The CLEAR Commission has been meeting since early 2005 in an intensive process to review and reform the Illinois Criminal Code and Code of Corrections to make them more readable, understandable, consistent and just. The 22 person Commission includes respected policy makers and practitioners representing diverse perspectives on the criminal justice system, as well as the geographic, racial and economic composition of the state. DePaul Emeritus Professor of Law, John F. Decker, is Special Advisor to the Criminal Law Edit, Alignment and Reform (CLEAR) Initiative.
Over the years, cumulative piecemeal changes have resulted in a confusing collection of laws that do not serve the needs of police,prosecutors, judges or the accused. Some sections had actually been ruled unconstitutional. Others had confusing language with many redundancies and inconsistencies that sorely needed to be streamlined and put into a logical organization.
Benefits of a less complex Illinois Criminal Code will include :
- The Code will be more accessible to laypeople trying to obey the law.
- Judges and lawyers will find the code easier to understand and apply.
- It will eliminate disputes over interpretation of the Code that can reduce costly retrials, court delays and mistakes.
- The size of the Code will be reduced significantly. and indexing will be improved.
- Policy makers will more easily understand the implications of amendments proposed in the future.
- The new Code will limit the opportunity for lengthy and expensive appeals due to confusion with the existing Code.
The changes the commission has recommended have to be implemented by legislation by the General Assembly. A series of bills have been approved by the General Assembly. Some of the previous bills passed by the legislature are listed on the CLEAR Commission web page.
According to a May 31, Chicago Daily Law Bulletin article, what should be the final two bills of the multi-year revision process, are ready for Governor Quinn's signature. One of those bills officially changes the name of Illinois Criminal Code to the"Criminal Code of 2012". ("CLEAR bills head to Quinn", Josh Weinhold p.1 )
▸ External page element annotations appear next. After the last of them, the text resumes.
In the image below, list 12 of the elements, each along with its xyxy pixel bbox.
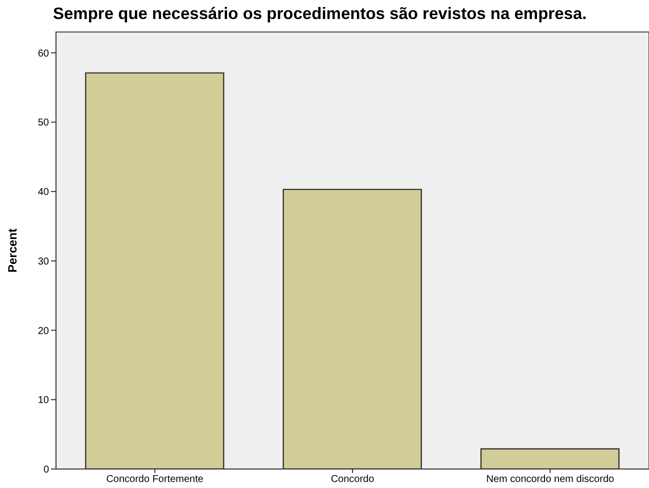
x-tick-label: Concordo [330, 474, 375, 486]
chart-title: Sempre que necessário os procedimentos são revistos na empresa. [53, 5, 587, 24]
x-tick-label: Nem concordo nem discordo [486, 474, 615, 486]
y-axis-title: Percent [5, 228, 20, 273]
y-tick-label: 30 [38, 256, 50, 268]
y-tick-label: 10 [38, 395, 50, 406]
y-tick-label: 60 [38, 48, 50, 60]
y-tick-label: 50 [38, 118, 50, 129]
y-tick-label: 0 [43, 464, 50, 476]
x-tick-label: Concordo Fortemente [106, 474, 204, 486]
y-tick-label: 40 [38, 187, 50, 198]
y-tick-label: 20 [38, 326, 50, 337]
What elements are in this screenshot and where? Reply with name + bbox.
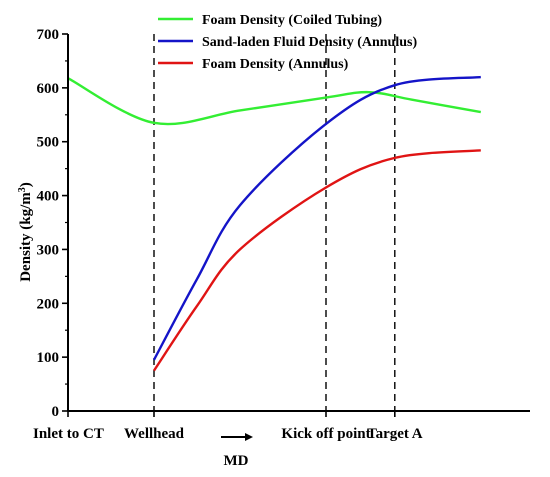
y-ticks: 0 100 200 300 400 500 600 700 — [37, 27, 68, 420]
y-tick-label-2: 200 — [37, 296, 60, 312]
legend: Foam Density (Coiled Tubing) Sand-laden F… — [158, 13, 417, 72]
y-tick-label-3: 300 — [37, 242, 60, 258]
x-axis-title-group: MD — [221, 433, 253, 469]
series-line-2 — [153, 149, 481, 372]
y-tick-label-5: 500 — [37, 135, 60, 151]
legend-label-0: Foam Density (Coiled Tubing) — [202, 13, 382, 28]
axes — [67, 34, 530, 412]
x-tick-label-0: Inlet to CT — [33, 426, 104, 442]
x-axis-title: MD — [224, 453, 249, 469]
right-arrow-icon — [221, 433, 253, 441]
x-tick-label-3: Target A — [367, 426, 423, 442]
x-tick-label-2: Kick off point — [281, 426, 370, 442]
y-tick-label-7: 700 — [37, 27, 60, 43]
legend-label-1: Sand-laden Fluid Density (Annulus) — [202, 35, 417, 50]
series-line-0 — [67, 77, 482, 126]
y-tick-label-4: 400 — [37, 189, 60, 205]
y-axis-title: Density (kg/m3) — [17, 182, 35, 282]
x-tick-label-1: Wellhead — [124, 426, 185, 442]
y-tick-label-1: 100 — [37, 350, 60, 366]
y-tick-label-0: 0 — [52, 404, 60, 420]
series-lines — [67, 75, 482, 372]
x-ticks: Inlet to CT Wellhead Kick off pointTarget … — [33, 411, 423, 442]
legend-label-2: Foam Density (Annulus) — [202, 57, 349, 72]
series-line-1 — [152, 75, 481, 361]
y-tick-label-6: 600 — [37, 81, 60, 97]
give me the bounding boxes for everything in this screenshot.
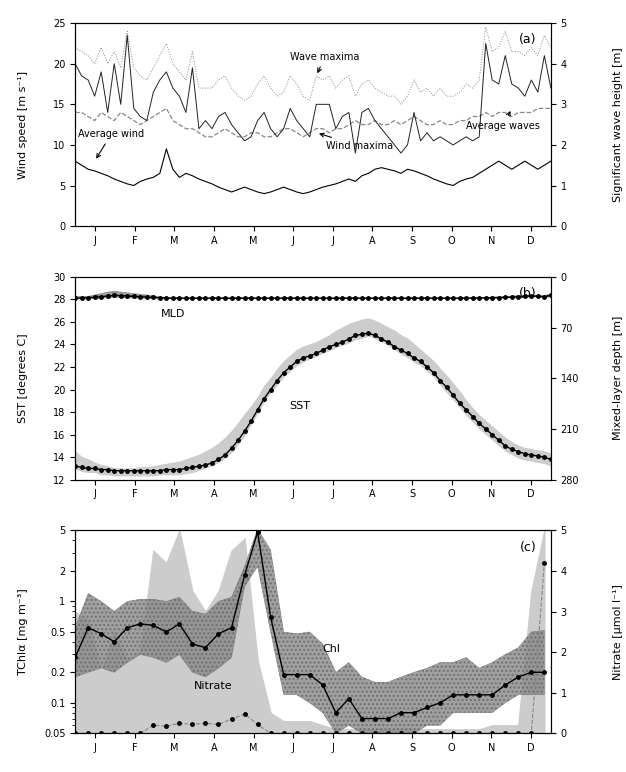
Text: Wave maxima: Wave maxima bbox=[290, 52, 359, 73]
Y-axis label: Mixed-layer depth [m]: Mixed-layer depth [m] bbox=[613, 316, 623, 441]
Text: Chl: Chl bbox=[322, 644, 341, 654]
Text: (a): (a) bbox=[519, 33, 536, 46]
Y-axis label: Wind speed [m s⁻¹]: Wind speed [m s⁻¹] bbox=[18, 70, 28, 178]
Text: Nitrate: Nitrate bbox=[194, 681, 233, 691]
Text: Average waves: Average waves bbox=[466, 112, 540, 130]
Y-axis label: TChlα [mg m⁻³]: TChlα [mg m⁻³] bbox=[18, 588, 28, 676]
Text: SST: SST bbox=[289, 401, 310, 411]
Text: (c): (c) bbox=[520, 540, 536, 554]
Y-axis label: Significant wave height [m]: Significant wave height [m] bbox=[613, 47, 623, 202]
Text: Wind maxima: Wind maxima bbox=[320, 134, 393, 151]
Y-axis label: Nitrate [μmol l⁻¹]: Nitrate [μmol l⁻¹] bbox=[613, 584, 623, 680]
Y-axis label: SST [degrees C]: SST [degrees C] bbox=[18, 334, 28, 423]
Text: Average wind: Average wind bbox=[78, 129, 145, 157]
Text: MLD: MLD bbox=[161, 310, 185, 320]
Text: (b): (b) bbox=[519, 287, 536, 300]
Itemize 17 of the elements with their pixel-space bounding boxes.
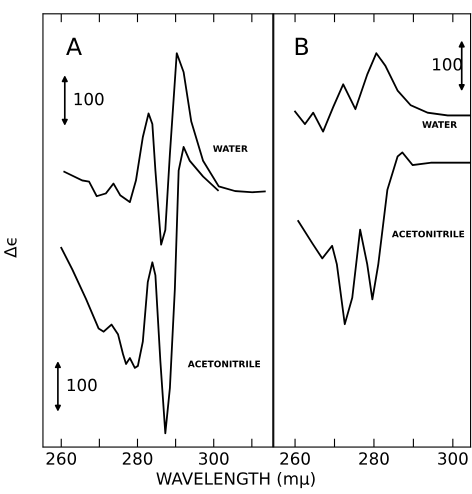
x-axis-title: WAVELENGTH (mμ): [156, 472, 315, 488]
x-tick-label: 280: [359, 452, 389, 465]
chart-title: B: [296, 38, 308, 56]
series-label: ACETONITRILE: [188, 360, 260, 368]
series-label: WATER: [213, 145, 248, 152]
x-tick-label: 300: [438, 452, 468, 465]
series-label: ACETONITRILE: [392, 230, 464, 238]
series-label: WATER: [422, 121, 457, 128]
annotation: 100: [433, 58, 462, 71]
annotation: 100: [74, 92, 104, 106]
y-axis-title: Δϵ: [4, 238, 17, 258]
annotation: 100: [68, 378, 97, 392]
chart-title: A: [66, 38, 82, 56]
x-tick-label: 300: [199, 452, 229, 465]
x-tick-label: 280: [122, 452, 152, 465]
x-tick-label: 260: [280, 452, 310, 465]
x-tick-label: 260: [46, 452, 76, 465]
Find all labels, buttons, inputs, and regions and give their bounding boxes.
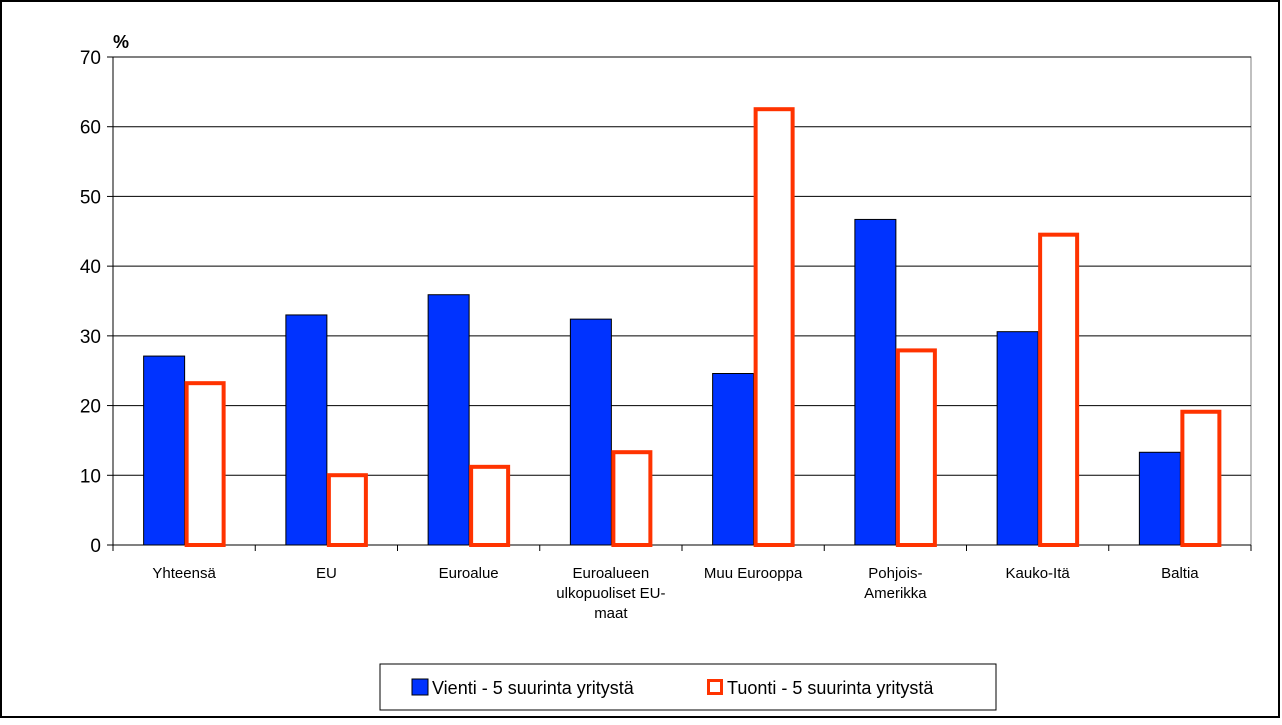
bar-vienti (569, 318, 612, 546)
bar-tuonti (326, 473, 368, 547)
y-tick-label: 40 (80, 257, 101, 278)
bar-tuonti (611, 450, 653, 547)
y-tick-label: 60 (80, 118, 101, 139)
plot-area: 0 10 20 30 40 50 60 70% Yhteensä EU Euroalue Euroal… (80, 32, 1252, 622)
x-category-label: ulkopuoliset EU- (556, 585, 665, 602)
bar-tuonti (753, 107, 795, 548)
bar-vienti (712, 373, 755, 546)
x-category-label: Muu Eurooppa (704, 565, 803, 582)
legend-swatch-vienti (411, 678, 429, 696)
x-category-label: Yhteensä (152, 565, 216, 582)
y-axis-unit-label: % (113, 32, 129, 52)
bar-vienti (1138, 451, 1181, 546)
x-category-label: Kauko-Itä (1006, 565, 1071, 582)
legend: Vienti - 5 suurinta yritystä Tuonti - 5 s… (379, 663, 997, 711)
bar-tuonti (1038, 232, 1080, 547)
bar-tuonti (469, 464, 511, 548)
bar-tuonti (895, 348, 937, 547)
y-tick-label: 50 (80, 187, 101, 208)
bar-tuonti (184, 381, 226, 547)
legend-box (379, 663, 997, 711)
x-category-label: maat (594, 605, 628, 622)
x-category-label: Euroalueen (573, 565, 650, 582)
legend-swatch-tuonti (707, 679, 723, 695)
y-tick-label: 0 (90, 536, 101, 557)
legend-label: Tuonti - 5 suurinta yritystä (727, 678, 934, 698)
bar-vienti (996, 331, 1039, 546)
y-tick-label: 20 (80, 397, 101, 418)
y-tick-label: 70 (80, 48, 101, 69)
legend-label: Vienti - 5 suurinta yritystä (432, 678, 635, 698)
y-tick-label: 10 (80, 466, 101, 487)
x-category-label: EU (316, 565, 337, 582)
x-category-label: Euroalue (439, 565, 499, 582)
bar-vienti (854, 218, 897, 546)
bar-vienti (143, 355, 186, 546)
bar-vienti (427, 294, 470, 546)
bar-tuonti (1180, 409, 1222, 547)
plot-background (112, 56, 1252, 546)
x-category-label: Pohjois- (868, 565, 922, 582)
x-category-label: Baltia (1161, 565, 1199, 582)
x-category-label: Amerikka (864, 585, 927, 602)
bar-vienti (285, 314, 328, 546)
y-tick-label: 30 (80, 327, 101, 348)
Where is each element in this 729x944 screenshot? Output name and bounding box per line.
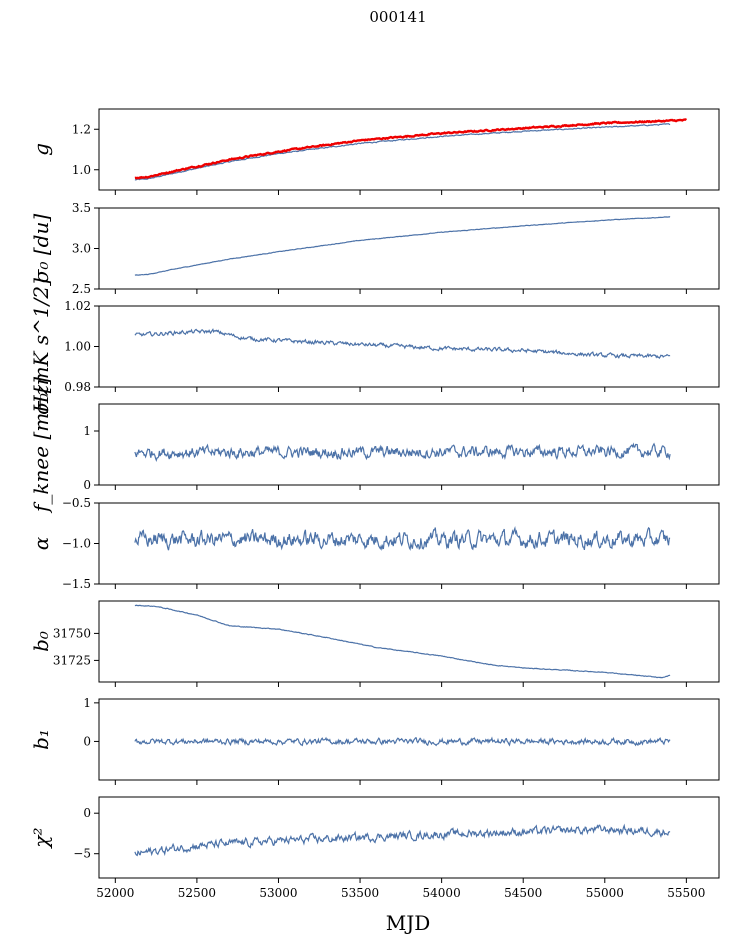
y-tick-label: 0 (83, 806, 91, 820)
y-tick-label: 0.98 (64, 380, 91, 394)
y-tick-label: 1.02 (64, 299, 91, 313)
y-tick-label: 1.2 (72, 122, 91, 136)
axes-frame (98, 108, 720, 191)
x-tick-label: 55000 (586, 886, 624, 900)
series-line-0 (134, 604, 671, 679)
axes-frame (98, 305, 720, 388)
y-axis-label-g: g (29, 143, 53, 156)
series-line-0 (134, 526, 671, 552)
y-axis-label-alpha: α (29, 536, 53, 550)
y-tick-label: 1.0 (72, 163, 91, 177)
panel-alpha: −1.5 −1.0 −0.5 α (29, 496, 720, 591)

As a way to maintain the hard-earned order of the new code, the Commission has established a compliance subcommittee that will review bills that call for penalty enhancements or create new crimes. Also the 18-member Sentencing Policy Advisory Committee, will "...study the states sentencing practices and offer objective policy recommendations to improve the system."
Senator Kirk Dillard, R - Hinsdale, is quoted in the article saying that ‘A lot has changed in the criminals' minds and techologý since 1961,” “So to have a Criminal Code of 2012 a least shows legislators and practitioners, decades from now, that we did something to modernize our efforts to combat crime in Illinois."